I loved it. It was cute for a 16 year old. It wasn't deep or earth shattering. I think it was about a duck. But it made me smile. My English teach loved it too. She decided to read a couple of our submissions aloud, and mine was one of them. I beamed. And I held onto that poem for years and years. I honestly think I could still find it if I put my mind to it.
That little poem couldn't be further from my current artistic voice. But it was important because it was my start. That start told me that I love words. That I love their power to make us feel.
When I first started writing about racial justice, it was within a white, Christian context. I learned about the pursuit of justice through a theological lens. I was empowered by Black liberation theology and womanist theology and the theology of my grandmothers and aunts and regular Black folks. I learned to dig out the assumptions underlying white theology and challenge it head on. Because this was my start, my writing began by crafting arguments, teaching, educating, defending my way of understanding Scripture and myself.
That was my start, but my voice came later.
I found my voice when I stopped trying to convince, stopped trying to argue, stopped trying to defend. I found my voice when I started, not with others, but with me- my thoughts, my feelings, my experience of the world.

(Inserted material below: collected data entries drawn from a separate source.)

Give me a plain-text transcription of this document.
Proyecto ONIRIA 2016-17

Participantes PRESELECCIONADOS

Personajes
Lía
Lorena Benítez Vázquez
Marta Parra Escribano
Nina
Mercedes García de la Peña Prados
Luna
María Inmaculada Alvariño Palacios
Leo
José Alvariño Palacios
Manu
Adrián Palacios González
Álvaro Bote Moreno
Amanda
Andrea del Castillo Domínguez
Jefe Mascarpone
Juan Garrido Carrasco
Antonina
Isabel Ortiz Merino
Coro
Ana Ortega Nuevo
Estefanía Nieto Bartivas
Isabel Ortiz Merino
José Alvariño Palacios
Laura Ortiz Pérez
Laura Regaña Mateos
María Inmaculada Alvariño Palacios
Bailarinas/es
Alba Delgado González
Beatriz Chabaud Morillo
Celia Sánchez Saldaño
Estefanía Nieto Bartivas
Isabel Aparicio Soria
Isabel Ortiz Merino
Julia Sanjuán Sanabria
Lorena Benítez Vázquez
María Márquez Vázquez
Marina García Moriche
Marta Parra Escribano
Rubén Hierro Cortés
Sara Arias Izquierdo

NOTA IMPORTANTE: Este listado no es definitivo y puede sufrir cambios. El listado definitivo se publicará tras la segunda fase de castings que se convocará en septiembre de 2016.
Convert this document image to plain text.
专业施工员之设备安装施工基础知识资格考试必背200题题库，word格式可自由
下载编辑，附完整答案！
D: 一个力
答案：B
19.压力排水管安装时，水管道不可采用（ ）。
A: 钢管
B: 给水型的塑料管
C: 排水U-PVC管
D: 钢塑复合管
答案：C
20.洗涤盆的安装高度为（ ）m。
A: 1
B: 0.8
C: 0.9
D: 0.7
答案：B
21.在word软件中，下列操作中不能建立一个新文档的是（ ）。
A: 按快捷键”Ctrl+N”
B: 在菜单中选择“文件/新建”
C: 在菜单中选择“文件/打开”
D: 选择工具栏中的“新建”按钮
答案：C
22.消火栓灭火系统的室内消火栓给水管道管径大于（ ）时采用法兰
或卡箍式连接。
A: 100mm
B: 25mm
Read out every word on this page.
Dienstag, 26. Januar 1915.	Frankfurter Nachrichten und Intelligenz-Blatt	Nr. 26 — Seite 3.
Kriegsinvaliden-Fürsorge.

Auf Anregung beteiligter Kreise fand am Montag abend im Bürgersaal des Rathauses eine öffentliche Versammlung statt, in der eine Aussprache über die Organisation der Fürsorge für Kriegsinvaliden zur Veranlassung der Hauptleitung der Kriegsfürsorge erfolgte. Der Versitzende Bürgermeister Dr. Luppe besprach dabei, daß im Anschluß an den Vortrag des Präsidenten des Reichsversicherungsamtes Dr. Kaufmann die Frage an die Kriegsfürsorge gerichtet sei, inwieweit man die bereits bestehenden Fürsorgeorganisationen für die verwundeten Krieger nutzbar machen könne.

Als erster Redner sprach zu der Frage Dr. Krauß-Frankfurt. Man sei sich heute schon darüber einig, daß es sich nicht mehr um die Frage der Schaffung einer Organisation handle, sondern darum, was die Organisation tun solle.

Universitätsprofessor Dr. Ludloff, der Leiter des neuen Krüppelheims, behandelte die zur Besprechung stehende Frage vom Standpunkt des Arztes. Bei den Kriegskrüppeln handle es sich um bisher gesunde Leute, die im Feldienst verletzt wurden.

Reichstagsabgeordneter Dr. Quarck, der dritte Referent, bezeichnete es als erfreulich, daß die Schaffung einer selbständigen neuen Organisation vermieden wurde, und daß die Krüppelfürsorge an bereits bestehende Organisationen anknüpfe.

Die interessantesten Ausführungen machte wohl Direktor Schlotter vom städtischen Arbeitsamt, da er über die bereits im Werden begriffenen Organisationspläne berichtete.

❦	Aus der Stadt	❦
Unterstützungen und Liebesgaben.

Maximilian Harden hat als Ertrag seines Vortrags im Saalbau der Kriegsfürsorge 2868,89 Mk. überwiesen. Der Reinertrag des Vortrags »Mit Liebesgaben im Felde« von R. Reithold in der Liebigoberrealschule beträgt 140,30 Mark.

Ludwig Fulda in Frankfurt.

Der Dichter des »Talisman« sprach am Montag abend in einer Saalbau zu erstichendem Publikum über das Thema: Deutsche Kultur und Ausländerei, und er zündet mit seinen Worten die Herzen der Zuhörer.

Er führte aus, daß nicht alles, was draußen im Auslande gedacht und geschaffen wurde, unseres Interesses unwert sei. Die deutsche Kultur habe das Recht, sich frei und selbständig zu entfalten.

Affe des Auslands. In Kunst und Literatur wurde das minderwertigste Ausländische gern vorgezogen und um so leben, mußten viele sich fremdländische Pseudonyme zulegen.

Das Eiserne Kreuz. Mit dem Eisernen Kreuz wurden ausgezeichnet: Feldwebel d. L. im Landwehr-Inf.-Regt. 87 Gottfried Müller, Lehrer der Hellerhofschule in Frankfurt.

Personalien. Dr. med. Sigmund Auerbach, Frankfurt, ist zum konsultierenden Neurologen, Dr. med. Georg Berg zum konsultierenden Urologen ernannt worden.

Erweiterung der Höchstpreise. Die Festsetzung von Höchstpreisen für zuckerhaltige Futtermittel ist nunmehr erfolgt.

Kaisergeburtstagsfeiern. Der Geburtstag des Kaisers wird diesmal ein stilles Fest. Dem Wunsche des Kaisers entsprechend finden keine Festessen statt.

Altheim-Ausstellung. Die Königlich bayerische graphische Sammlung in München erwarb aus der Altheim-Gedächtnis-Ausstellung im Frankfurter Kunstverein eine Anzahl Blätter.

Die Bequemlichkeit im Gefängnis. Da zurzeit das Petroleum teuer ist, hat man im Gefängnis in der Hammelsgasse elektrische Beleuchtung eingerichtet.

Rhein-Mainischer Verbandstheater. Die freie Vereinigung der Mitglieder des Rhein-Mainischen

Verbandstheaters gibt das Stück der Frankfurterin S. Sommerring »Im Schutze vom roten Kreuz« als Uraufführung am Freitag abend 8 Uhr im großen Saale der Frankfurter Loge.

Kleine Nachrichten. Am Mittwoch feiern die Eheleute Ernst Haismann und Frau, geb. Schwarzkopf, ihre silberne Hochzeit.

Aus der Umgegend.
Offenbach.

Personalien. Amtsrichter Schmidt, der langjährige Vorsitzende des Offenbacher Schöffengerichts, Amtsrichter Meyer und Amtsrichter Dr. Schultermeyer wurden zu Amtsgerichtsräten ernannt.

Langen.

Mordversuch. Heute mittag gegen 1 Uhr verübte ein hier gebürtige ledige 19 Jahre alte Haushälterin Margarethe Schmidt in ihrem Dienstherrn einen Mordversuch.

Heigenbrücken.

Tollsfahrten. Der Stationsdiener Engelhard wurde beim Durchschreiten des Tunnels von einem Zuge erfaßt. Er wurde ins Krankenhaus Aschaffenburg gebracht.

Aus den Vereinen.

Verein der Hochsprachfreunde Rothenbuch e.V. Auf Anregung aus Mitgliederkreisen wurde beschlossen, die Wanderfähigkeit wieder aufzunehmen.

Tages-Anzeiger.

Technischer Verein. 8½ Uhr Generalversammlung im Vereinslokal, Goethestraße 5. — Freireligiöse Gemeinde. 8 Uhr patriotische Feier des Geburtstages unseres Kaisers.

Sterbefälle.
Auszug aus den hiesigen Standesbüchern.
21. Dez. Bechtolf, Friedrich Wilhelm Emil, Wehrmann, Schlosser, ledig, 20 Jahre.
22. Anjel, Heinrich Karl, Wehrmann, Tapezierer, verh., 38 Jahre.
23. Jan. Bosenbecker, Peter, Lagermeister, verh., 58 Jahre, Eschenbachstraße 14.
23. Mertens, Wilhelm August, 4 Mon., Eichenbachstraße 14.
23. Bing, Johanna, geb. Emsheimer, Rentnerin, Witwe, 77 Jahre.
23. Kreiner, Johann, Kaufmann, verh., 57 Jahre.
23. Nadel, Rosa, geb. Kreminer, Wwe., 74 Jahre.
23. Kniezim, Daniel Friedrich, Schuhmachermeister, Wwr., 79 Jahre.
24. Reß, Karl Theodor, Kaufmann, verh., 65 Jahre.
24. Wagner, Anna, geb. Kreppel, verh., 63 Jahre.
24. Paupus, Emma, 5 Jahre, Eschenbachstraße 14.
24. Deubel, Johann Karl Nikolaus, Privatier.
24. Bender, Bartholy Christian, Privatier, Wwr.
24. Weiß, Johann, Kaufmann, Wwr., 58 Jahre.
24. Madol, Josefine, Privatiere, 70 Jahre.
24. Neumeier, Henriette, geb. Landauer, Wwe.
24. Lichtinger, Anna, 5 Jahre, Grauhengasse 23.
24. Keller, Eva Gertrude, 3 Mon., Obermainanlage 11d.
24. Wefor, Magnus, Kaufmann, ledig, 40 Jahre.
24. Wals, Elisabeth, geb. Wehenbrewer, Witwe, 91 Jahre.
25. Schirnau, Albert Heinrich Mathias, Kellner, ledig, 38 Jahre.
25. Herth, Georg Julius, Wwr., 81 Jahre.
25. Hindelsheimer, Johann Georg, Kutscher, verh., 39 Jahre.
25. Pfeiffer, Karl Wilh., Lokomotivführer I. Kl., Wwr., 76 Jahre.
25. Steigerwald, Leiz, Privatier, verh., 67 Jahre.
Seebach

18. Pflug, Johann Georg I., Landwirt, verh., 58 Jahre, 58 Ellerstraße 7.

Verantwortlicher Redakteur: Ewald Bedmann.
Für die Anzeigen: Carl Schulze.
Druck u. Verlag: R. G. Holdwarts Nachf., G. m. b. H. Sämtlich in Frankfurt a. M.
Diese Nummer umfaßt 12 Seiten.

Starting with myself was a much more vulnerable way to write. I found myself writing much less about theology and much more about my physical reality. I was no longer trying to convince others of my humanity, but instead declaring it for myself.
As you think about your craft, I want you to know that your starting place matters. Our starting place gives us a chance to play, or a chance to clap back, or a chance to see how our art fits on our tongues, on our pen, on our bodies, on our paint brush... But voice is developed over time… It happens by taking risks, by finding yourself, by noticing your patterns. It happens when you start becoming more vulnerable or more honest or more courageous or maybe all the above.
There are a million more small ways in which my voice has evolved. Turns out I don't follow grammar rules for their own sake, but instead to indicate a certain pace when reading. I care deeply about the rhythm between the words. I also write short. While I can appreciate a sweeping sentence, I don't often write them myself. I like a two word sentence. These could be called quirks, but they have become more than that to me. They are sign posts that tell me if I'm being true to myself or if I’m imitating someone else.
Pay attention to your “quirks”. Explore them. Find others who are similar. What do you appreciate about their work? And find others who are different! It's good to take note of the ways you embody the same artistic expression but so differently.
Your voice is constantly rising to meet you as you evolve as an artist. Pay attention to how you and your craft play together. Notice the sweeping changes and the small quirks. Enjoy witnessing your voice take shape.

How would you describe your voice right now?
How would you describe your voice when you first started?
Is there room to insert more vulnerability or honesty or courage into your work?
Do you have certain quirks about your artistic process? What do those quirks tell you about yourself?
Have you ever taken the time to study your craft? Is there a name for your voice? If you had to make up a name for your voice, what would it be?